RASC: Either Women beauticians in Afghanistan who have invested heavily in the beautician sector are asking the Taliban to withdraw the order to stop the beauty salons or they will have to leave the country.
A number of female beauticians who, with thousands of hopes for a better future, especially in the capital, have invested huge sums of money to set up their beauty salons; But now, with the order of the Taliban group to stop the activity of women’s beauty salons, their efforts and investments have gone to waste.
Maryam is one of these women investors who spent years and money for this work.
Maryam said: “We women are in a very bad state, Women and girls are imprisoned in Afghanistan and all of us are the breadwinners of our families.”
These women say that with each passing day, they step towards the destruction of their dreams. Dreams that are not easy to lose.
Another female beautician, Shaqaiq, says: “We are also human beings and we have the right to live a human life like the citizens of other countries, but no one understands us.”
Nevertheless, this pain is universal for women.
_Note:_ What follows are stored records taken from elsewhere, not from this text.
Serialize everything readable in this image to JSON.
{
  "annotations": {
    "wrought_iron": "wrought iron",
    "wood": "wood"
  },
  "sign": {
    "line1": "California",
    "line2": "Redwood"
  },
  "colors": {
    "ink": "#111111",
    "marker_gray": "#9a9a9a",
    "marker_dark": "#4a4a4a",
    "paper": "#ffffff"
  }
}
Soudaba, who dreamed of a better life in Afghanistan and was trained in the beauticians department, has now decided to leave the country out of necessity.
“We are forced to leave the country and go to a foreign country, to be humiliated,” says Sudaba the hairdresser.
The Taliban group’s order to close women’s beauty salons in Afghanistan was met with domestic and foreign reactions.
A number of women demonstrated in Kabul on Wednesday in protest against the decision of the Taliban group, which the Taliban group suppressed, and some of these women say that they were beaten by the Taliban group.
Atifa, one of the female beauticians who participated in last Wednesday’s protest, says: “They beat us, followed us, and sprayed water on us with water sprinklers.”
As the Taliban group has said, these hair salons must stop their activities in 12 days.
A source in the Afghanistan Chamber of Commerce and Industry said that 60,000 women are engaged in hairdressing in Afghanistan, and 12,000 businesses will be lost if their activities stop.
The International Labor Organization has also said that in the first four months of 2022, it recorded a 25% decrease in women’s work, which will show a significant drop in the number of women’s work in Afghanistan with the cessation of beauty parlors.